The rise of machine learning

We live in a world where complexity is primarily dealt with through machine learning applications. The machines have no idea of ​​the limitations of the underlying accounting measures. Such a machine learning application also cannot ask strategic questions that an analyst can potentially ask about the financial sustainability of a business. A research group at one of the largest passive index managers routinely runs NLP (natural language processing) on ​​10K and proxy statements (and press releases, conference call transcripts, and more). However, the micro work associated with understanding the mosaic of information reflected in financial statements does not scale well and is therefore very expensive to implement for more than 5,000 actions.

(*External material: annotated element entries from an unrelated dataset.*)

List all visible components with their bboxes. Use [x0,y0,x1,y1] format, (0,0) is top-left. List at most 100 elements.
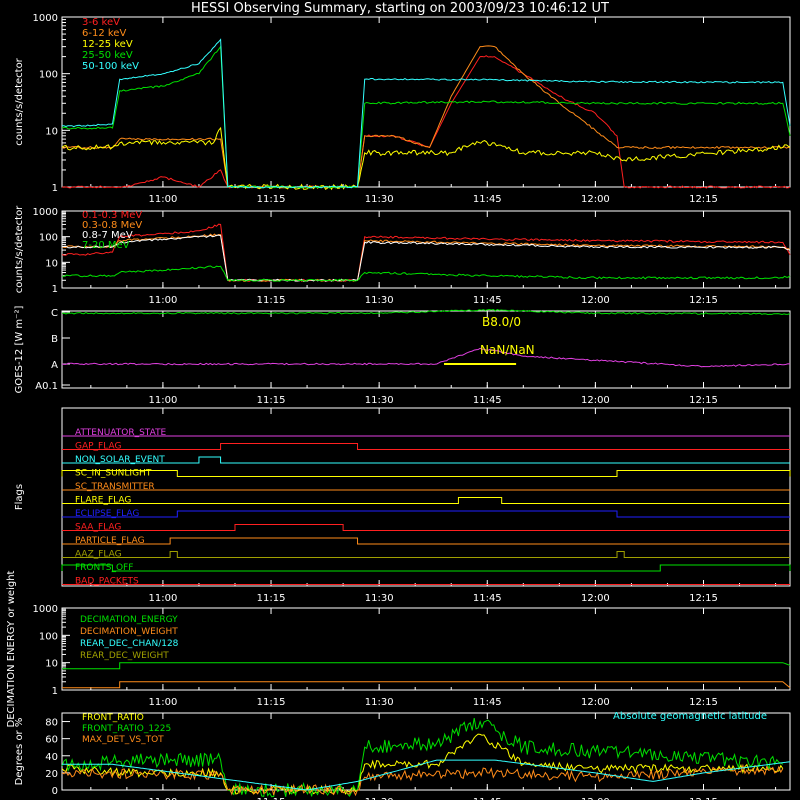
x-tick-label: 11:00 [148,593,177,604]
goes-annotation: NaN/NaN [480,343,535,357]
x-tick-label: 11:45 [473,797,502,800]
x-tick-label: 11:30 [365,593,394,604]
goes-long-channel-line [61,308,791,316]
flag-line-eclipse-flag [62,510,790,518]
goes-annotation: B8.0/0 [482,315,521,329]
y-tick-label: A [51,360,58,371]
y-tick-label: 1000 [33,207,58,218]
flag-line-saa-flag [62,524,790,531]
panel-5: 11:00 11:15 11:30 11:45 12:00 12:15 DECIMATION… [6,570,791,727]
y-tick-label: A0.1 [35,381,58,392]
y-tick-label: 10 [45,258,58,269]
panel-frame [61,407,791,587]
y-tick-label: 20 [45,769,58,780]
y-tick-label: 100 [39,70,58,81]
x-tick-label: 11:00 [148,295,177,306]
series-line-MAX-DET-VS-TOT [61,763,784,797]
y-axis-label: DECIMATION ENERGY or weight [6,570,17,727]
y-tick-label: C [51,308,58,319]
legend-entry: REAR_DEC_WEIGHT [80,651,169,661]
x-tick-label: 11:45 [473,593,502,604]
x-tick-label: 12:15 [689,194,718,205]
x-tick-label: 12:15 [689,295,718,306]
flag-label: NON_SOLAR_EVENT [75,455,165,465]
y-tick-label: 80 [45,718,58,729]
legend-entry: DECIMATION_ENERGY [80,615,178,625]
flag-label: BAD_PACKETS [75,577,139,587]
legend-entry: FRONT_RATIO [82,713,144,723]
x-tick-label: 11:45 [473,697,502,708]
x-tick-label: 11:00 [148,797,177,800]
x-tick-label: 11:00 [148,194,177,205]
legend-entry: REAR_DEC_CHAN/128 [80,639,179,649]
legend-entry: FRONT_RATIO_1225 [82,724,171,734]
plot-title: HESSI Observing Summary, starting on 200… [191,1,609,16]
legend-entry: 6-12 keV [82,28,126,39]
series-line-50-100-keV [62,38,791,189]
series-line-7-20-MeV [61,265,791,282]
x-tick-label: 12:15 [689,697,718,708]
flag-label: FRONTS_OFF [75,563,133,573]
legend-entry-geomagnetic: Absolute geomagnetic latitude [613,711,767,722]
panel-4: 11:00 11:15 11:30 11:45 12:00 12:15 Flags ATTEN… [14,407,791,604]
legend-entry: DECIMATION_WEIGHT [80,627,178,637]
flag-label: SC_IN_SUNLIGHT [75,469,152,479]
goes-short-channel-line [61,347,791,368]
x-tick-label: 11:45 [473,194,502,205]
panel-2: 11:00 11:15 11:30 11:45 12:00 12:15 counts/s/d… [14,205,791,306]
x-tick-label: 12:15 [689,593,718,604]
x-tick-label: 11:15 [257,593,286,604]
x-tick-label: 11:45 [473,295,502,306]
legend-entry: 0.1-0.3 MeV [82,210,142,221]
legend-entry: 3-6 keV [82,17,120,28]
y-tick-label: 1 [52,183,58,194]
series-line-0.8-7-MeV [61,234,791,282]
x-tick-label: 11:45 [473,395,502,406]
panel-frame [61,310,791,389]
y-axis-label: Flags [14,484,25,510]
flag-line-non-solar-event [62,456,790,464]
x-tick-label: 11:30 [365,797,394,800]
x-tick-label: 12:00 [581,593,610,604]
x-tick-label: 11:30 [365,697,394,708]
x-tick-label: 11:15 [257,194,286,205]
series-line-FRONT-RATIO-1225 [61,718,784,798]
x-tick-label: 11:15 [257,295,286,306]
flag-label: SC_TRANSMITTER [75,482,155,492]
y-tick-label: 1 [52,686,58,697]
y-tick-label: 100 [39,631,58,642]
x-tick-label: 11:15 [257,797,286,800]
y-tick-label: 10 [45,126,58,137]
legend-entry: 0.3-0.8 MeV [82,220,142,231]
x-tick-label: 12:00 [581,395,610,406]
series-line-6-12-keV [61,45,791,189]
legend-entry: 12-25 keV [82,39,133,50]
series-line-12-25-keV [61,126,791,191]
y-tick-label: 0 [52,786,58,797]
panel-6: 11:00 11:15 11:30 11:45 12:00 12:15 Degrees or… [14,711,791,800]
flag-label: ECLIPSE_FLAG [75,509,139,519]
legend-entry: 7-20 MeV [82,240,130,251]
y-axis-label: Degrees or % [14,718,25,786]
panel-frame [61,712,791,791]
panel-3: 11:00 11:15 11:30 11:45 12:00 12:15 GOES-12 [W… [14,306,791,406]
flag-label: SAA_FLAG [75,523,121,533]
panel-1: 11:00 11:15 11:30 11:45 12:00 12:15 counts/s/d… [14,13,791,205]
x-tick-label: 12:00 [581,797,610,800]
flag-label: ATTENUATOR_STATE [75,428,167,438]
flag-line-gap-flag [62,443,790,450]
panel-frame [61,607,791,691]
panel-frame [61,16,791,188]
x-tick-label: 12:15 [689,797,718,800]
flag-line-flare-flag [62,497,790,504]
series-line-0.1-0.3-MeV [61,223,791,282]
x-tick-label: 12:00 [581,194,610,205]
flag-label: PARTICLE_FLAG [75,536,145,546]
y-tick-label: 40 [45,752,58,763]
flag-line-fronts-off [61,564,791,572]
legend-entry: MAX_DET_VS_TOT [82,735,164,745]
y-tick-label: 10 [45,659,58,670]
y-tick-label: 1 [52,284,58,295]
x-tick-label: 11:00 [148,697,177,708]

Shortage of patient capital

Unless an analyst can show that a fundamentals-based strategy can generate alpha quickly, hedge funds are generally not that interested. Trading has become relatively free as the technology underlying trading systems and exchanges advances. Trevor Harris says: “I think the problem of patient capital is not new, it’s just that ETFs and mutual funds have proliferated. Near-zero transaction costs have made investment “no cost,” so short-term trade and activity has proliferated.”

Diversification

“Investors constantly hear that they need to diversify. The more diversified they are, the lesser the importance of any company-specific subject, such as accounting. This is just one of the many risks they diversify,” says Vahan Janjigian, chief investment officer at Greenwich Wealth Management, LLC.

What, if anything, can be done with such tepid interest?

“I think the only thing to do is keep the faith. At some point, there will be an “accounting tragedy” that reinforces the importance of looking behind the numbers,” says Jack Ciesielski.

Perhaps we also need a way to make machine-based models smarter about the microanalysis that many of us love to work on when looking at 10K and proxy statements. ESG is a whole new opportunity to bring the micro-skills that analysts develop with financial statements to an area that needs discipline in measurement and reporting.